Estamos diante de um texto de profunda espiritualidade, escrito por Paulo, um homem marcado pelos seus atos, suas mudanças e as consequências daí advindas. O tema envolve visão do mundo, conflito de culturas e religiões diferentes.

O clamor ajuda a redescobrir a convicção de que não somos donos de nós mesmos. Com esse sentido de comunhão com o Pai, a disposição de aprender do que o texto tem a dizer e o interesse de colocar esse ensinamento a serviço do povo de Deus, sigamos.

Considerações exegéticas

A perícope vem do chamado corpus Paulinum, uma coleção dos textos das cartas de Paulo, ao qual os autores do séc. 2 se referem, especialmente Marcião e o Cânon Muratori. Essa epístola deve ter sido ditada a Tércio, um cristão colocado à sua disposição como secretário por seu hospedeiro Gaio, nos primeiros dias do ano de 57 d. C. Foi a última carta escrita por Paulo, antes de ficar preso em Cesaréia e Roma.

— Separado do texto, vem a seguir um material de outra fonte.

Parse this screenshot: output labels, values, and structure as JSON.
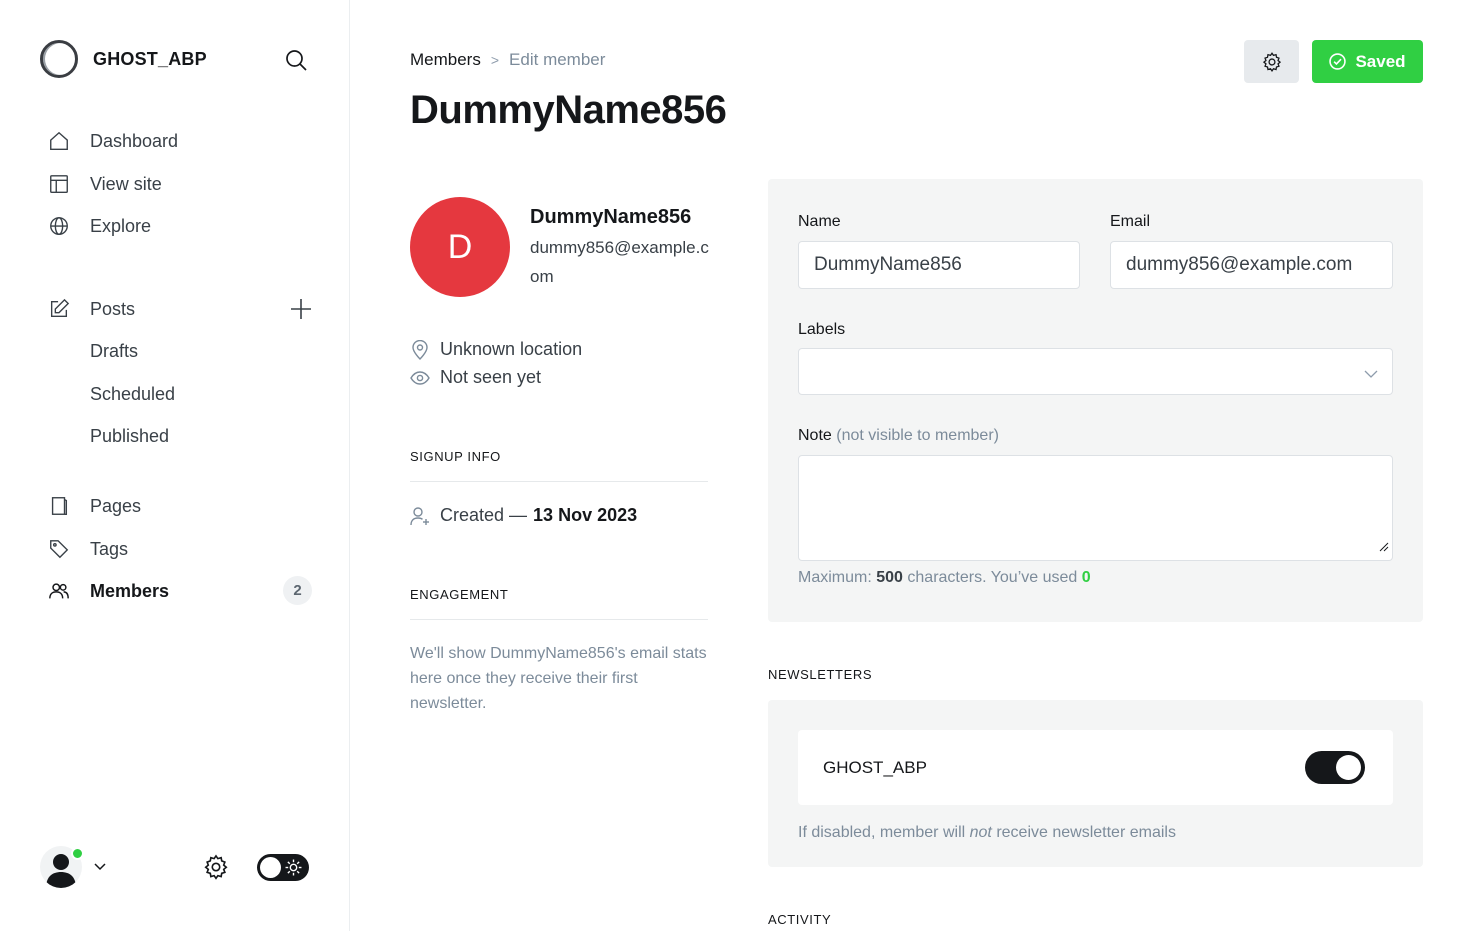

Essa epístola teve outras cópias, enviadas a outras igrejas, fato denunciado pelas edições que terminavam em 15.33 e 14.23, com ou sem o acréscimo da doxologia, e pela omissão das palavras em Roma no cap. l, vv. 7 e 15.

O texto que falta, o cap. 16, com saudações pessoais, teria valor apenas para a Igreja de Roma, onde foi guardado por Clemente como um tesouro, que conseguiu sobreviver à perseguição de 64 d.C. A linguagem da carta aparece na carta enviada por Clemente em nome da Igreja Romana à Igreja de Corinto em 96 d.C.

Análise do texto

O cap. 8 da Carta aos Romanos é dedicado a distinguir as coisas da carne das coisas do Espírito. Paulo insiste que é preciso deixar o Espírito conduzir, dirigir, impulsionar, controlar, mortificando as obras do corpo. Rejeitar essa intervenção é correr o risco de não apenas morrer, mas morrer sem a esperança da vida com Deus. Daí observar que se pelo Espírito fizerdes morrer as obras do corpo, vivereis (v. 13).

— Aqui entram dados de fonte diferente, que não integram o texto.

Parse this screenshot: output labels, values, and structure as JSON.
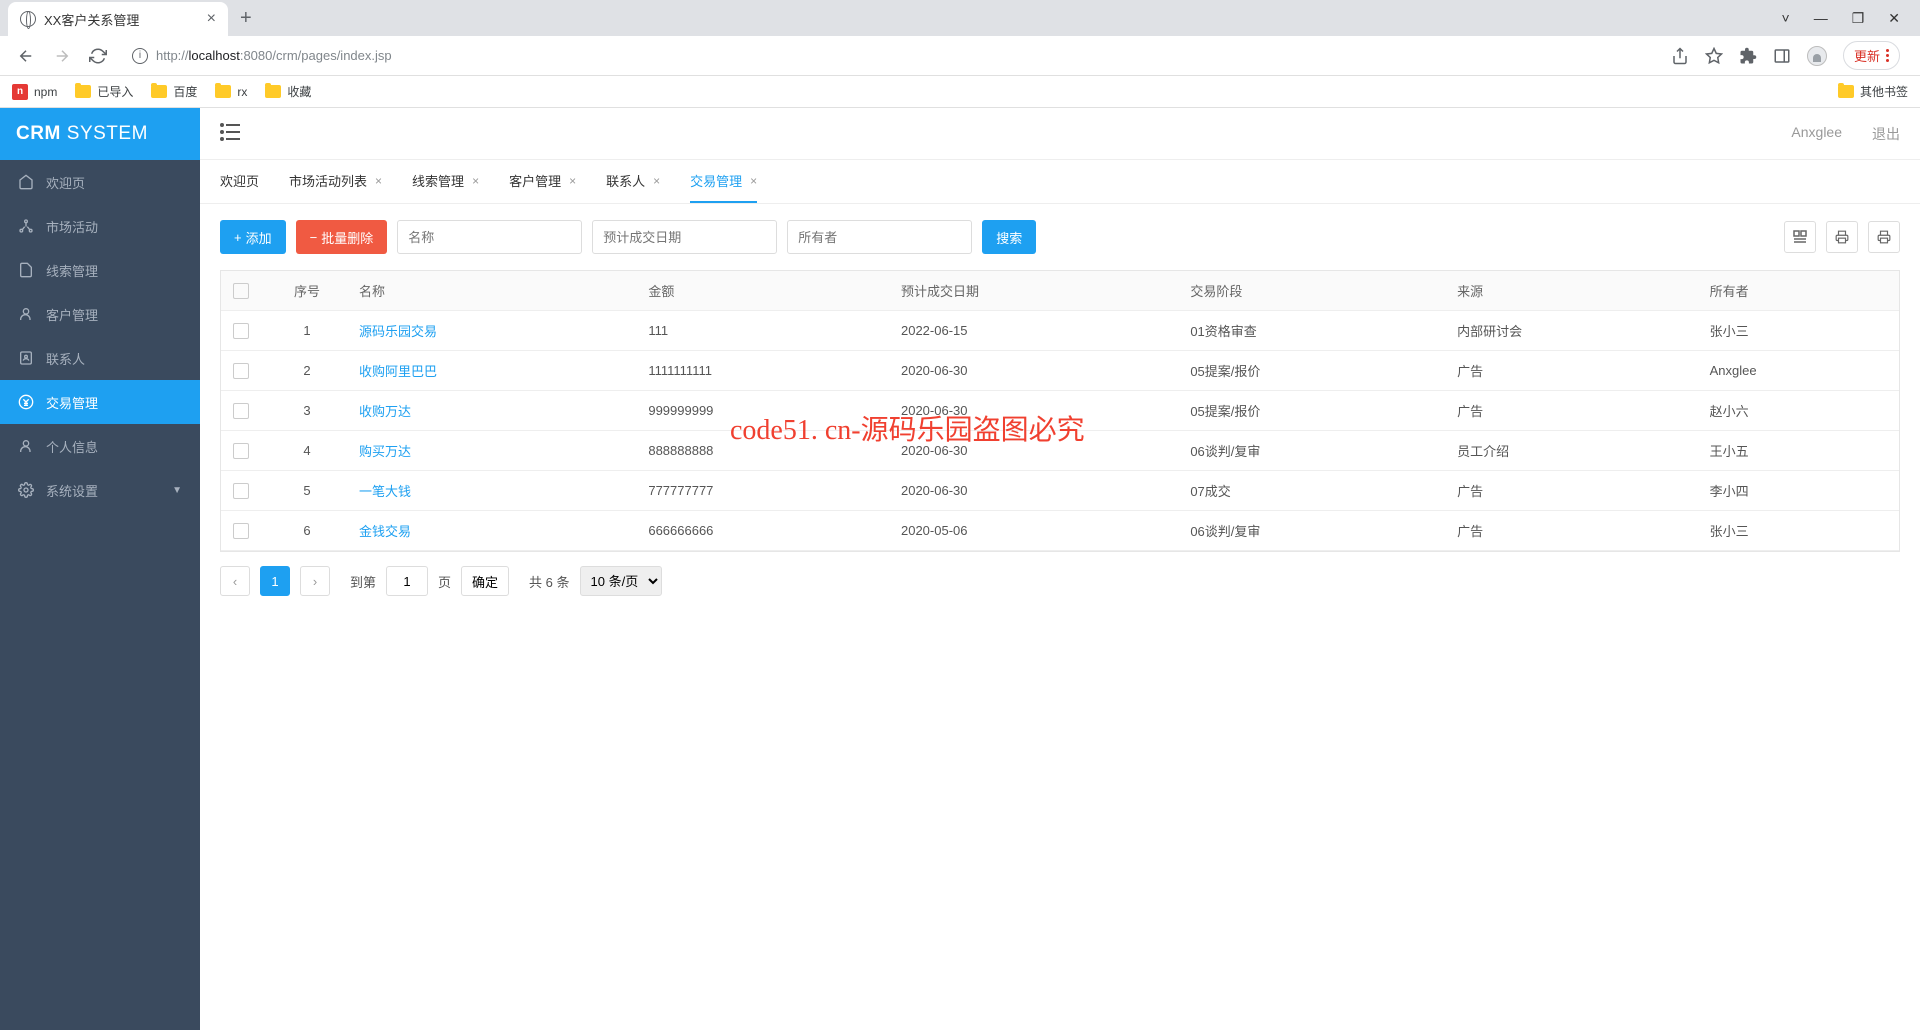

Deixar-se guiar por Deus é a forma de os cristãos superarem sua condição de escravos (doulos) e passarem à de filhos de Deus, pela ação do Espírito. Essa atitude consciente não é passiva, mas exige envolvimento íntimo. A palavra usada no v. 14 (huioi Theou) expressa melhor a relação legal do filho como herdeiro que a usada no v. 16 (tekna Theou).

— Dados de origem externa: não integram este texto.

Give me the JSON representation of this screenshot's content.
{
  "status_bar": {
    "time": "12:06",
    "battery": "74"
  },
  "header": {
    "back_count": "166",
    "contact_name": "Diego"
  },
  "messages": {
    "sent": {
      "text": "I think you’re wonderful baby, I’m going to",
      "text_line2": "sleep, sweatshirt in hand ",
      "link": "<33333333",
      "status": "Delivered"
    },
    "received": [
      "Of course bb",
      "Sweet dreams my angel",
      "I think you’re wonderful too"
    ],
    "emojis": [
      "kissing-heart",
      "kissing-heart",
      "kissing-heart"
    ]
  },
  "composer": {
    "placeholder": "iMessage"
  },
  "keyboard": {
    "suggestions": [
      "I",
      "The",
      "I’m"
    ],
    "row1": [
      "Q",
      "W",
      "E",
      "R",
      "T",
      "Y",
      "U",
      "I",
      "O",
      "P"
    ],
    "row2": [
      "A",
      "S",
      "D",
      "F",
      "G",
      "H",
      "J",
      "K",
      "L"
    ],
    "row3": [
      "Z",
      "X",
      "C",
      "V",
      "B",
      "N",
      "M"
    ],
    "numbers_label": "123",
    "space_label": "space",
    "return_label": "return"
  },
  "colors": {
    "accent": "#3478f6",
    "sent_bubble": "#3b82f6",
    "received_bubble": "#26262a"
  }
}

A palavra latina família designa não apenas os filhos, mas o conjunto de criados e escravos domésticos que vivem sob o mesmo teto. Paulo enfatiza a condição de filho para assegurar a herança, o que fará diferença entre os filhos e os demais membros depois da morte do senhor. Segundo Fitzmeyer, a palavra huiothesia foi um termo técnico do mundo greco-romano, criado para expressar o ato de uma pessoa assumir legalmente o status de filiação numa família natural. Para Paulo ela se equipara à condição dos cristãos batizados de se colocarem, pela fé, sob a pátria potestas (autoridade paterna) e assim tomarem parte da família de Deus na condição de filhos.

Escrevendo em tempos em que havia cristãos como escravos, Paulo contrasta esta condição, sob a tutela da lei, com a de filhos. Para isso usa as expressões espírito de escravidão (pneuma douleias) e espírito de adoção/ filiação (pneuma huiothesias) (v. 15). A diferença está na obediência e no destino futuro. Enquanto um bom filho está disposto a obedecer, um escravo está obrigado a tal. Ademais, um escravo não participa da herança, mas o filho sim, enfatiza Ziesler. Deus tem enviado o Espírito do seu Filho aos corações dos seus filhos, com a intenção de estabelecer um relacionamento íntimo, baseado em confiança, que possibilita a estes deixar-se conduzir por Deus.

A expressão espírito de escravidão compara-se a espírito do mundo (pneuma tou kosmou), usada em l Co 2.12, e espírito de covardia (pneuma deilias), usada em 2 Tm l .7, e contrasta-se com o espírito de adoção, que torna os crentes filhos de Deus e os capacita a chamarem a Deus de Pai. A ideia de adoção não é trazida diretamente por Paulo do AT nem está presente na LXX, mas é um desenvolvimento da ideia da eleição divina de Israel como seu povo escolhido — Israel é o meu primogênito (Êx 4.22) - que agora é adaptada à situação posterior dos cristãos como crianças adotadas de Deus, deixando de ser um povo e passando a fazer parte da família de Deus. Da mesma forma, o Espírito Santo recebido pelos cristãos não era espírito de servidão que os conduziria de volta a temores angustiados e medo do Senhor, que eles poderiam ter experimentado no paganismo ou no judaísmo.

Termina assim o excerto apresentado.